What goes up must come down.
In 1979, riding on the popularity of the Saturday Night’s Fever film soundtrack, the Bee Gees‘ Spirits (Having Flown) sold almost 20 million copies. I still remember heading down to the Kwang Sia record store at North Bridge Road where the LP was literally flying off the shelves. Crazy.
However, barely 2 years later, the band’s follow-up Living Eyes would only sell 750,000 copies worldwide! What happened?
Well, disco had become unfashionable and the Bee Gees were (unfairly) associated with the genre. Not only that but rock music had begun to make a return to the charts in a big way with bands like The Police, REO Speedwagon, Genesis, Rush et al, and suddenly the Bee Gees sounded very dated and somewhat lame.

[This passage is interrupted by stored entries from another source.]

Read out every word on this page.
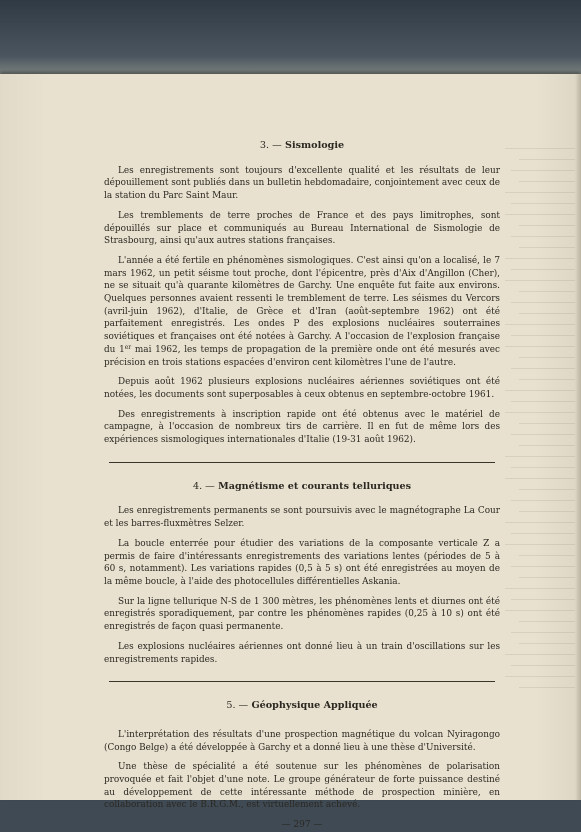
3. — Sismologie

Les enregistrements sont toujours d'excellente qualité et les résultats de leur dépouillement sont publiés dans un bulletin hebdomadaire, conjointement avec ceux de la station du Parc Saint Maur.

Les tremblements de terre proches de France et des pays limitrophes, sont dépouillés sur place et communiqués au Bureau International de Sismologie de Strasbourg, ainsi qu'aux autres stations françaises.

L'année a été fertile en phénomènes sismologiques. C'est ainsi qu'on a localisé, le 7 mars 1962, un petit séisme tout proche, dont l'épicentre, près d'Aix d'Angillon (Cher), ne se situait qu'à quarante kilomètres de Garchy. Une enquête fut faite aux environs. Quelques personnes avaient ressenti le tremblement de terre. Les séismes du Vercors (avril-juin 1962), d'Italie, de Grèce et d'Iran (août-septembre 1962) ont été parfaitement enregistrés. Les ondes P des explosions nucléaires souterraines soviétiques et françaises ont été notées à Garchy. A l'occasion de l'explosion française du 1er mai 1962, les temps de propagation de la première onde ont été mesurés avec précision en trois stations espacées d'environ cent kilomètres l'une de l'autre.

Depuis août 1962 plusieurs explosions nucléaires aériennes soviétiques ont été notées, les documents sont superposables à ceux obtenus en septembre-octobre 1961.

Des enregistrements à inscription rapide ont été obtenus avec le matériel de campagne, à l'occasion de nombreux tirs de carrière. Il en fut de même lors des expériences sismologiques internationales d'Italie (19-31 août 1962).

4. — Magnétisme et courants telluriques

Les enregistrements permanents se sont poursuivis avec le magnétographe La Cour et les barres-fluxmètres Selzer.

La boucle enterrée pour étudier des variations de la composante verticale Z a permis de faire d'intéressants enregistrements des variations lentes (périodes de 5 à 60 s, notamment). Les variations rapides (0,5 à 5 s) ont été enregistrées au moyen de la même boucle, à l'aide des photocellules différentielles Askania.

Sur la ligne tellurique N-S de 1 300 mètres, les phénomènes lents et diurnes ont été enregistrés sporadiquement, par contre les phénomènes rapides (0,25 à 10 s) ont été enregistrés de façon quasi permanente.

Les explosions nucléaires aériennes ont donné lieu à un train d'oscillations sur les enregistrements rapides.

5. — Géophysique Appliquée

L'interprétation des résultats d'une prospection magnétique du volcan Nyiragongo (Congo Belge) a été développée à Garchy et a donné lieu à une thèse d'Université.

Une thèse de spécialité a été soutenue sur les phénomènes de polarisation provoquée et fait l'objet d'une note. Le groupe générateur de forte puissance destiné au développement de cette intéressante méthode de prospection minière, en collaboration avec le B.R.G.M., est virtuellement achevé.

— 297 —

That said, the Bee Gees themselves took pains on Living Eyes to move away from the disco sound that had made millions of them and the trio explored once again the pop balladry style with which they first made their name. But the music critics and fans alike did not want any of it resulting in an abject failure, that the Bee Gees barely recovered from.
BUT listening to Living Eyes now, 34 years later, it is clear that it did not deserve the criticism and hatred it did. The songwriting is sharp, the singing is beautiful and it’s fair to say that the album should be re-assessed by any serious pop music lover.
Songs like the title track, “Paradise”, “Don’t Fall in Love With Me”, “Wildflower” and “Soldiers” are as good as anything on 70s classics “Mr. Natural” and “Main Course”. True blue pop fans will find these tracks irresistible and will want to listen to them over and over to savour the wondrous melodies and harmonies.
Listen without prejudice and prepare to be amazed.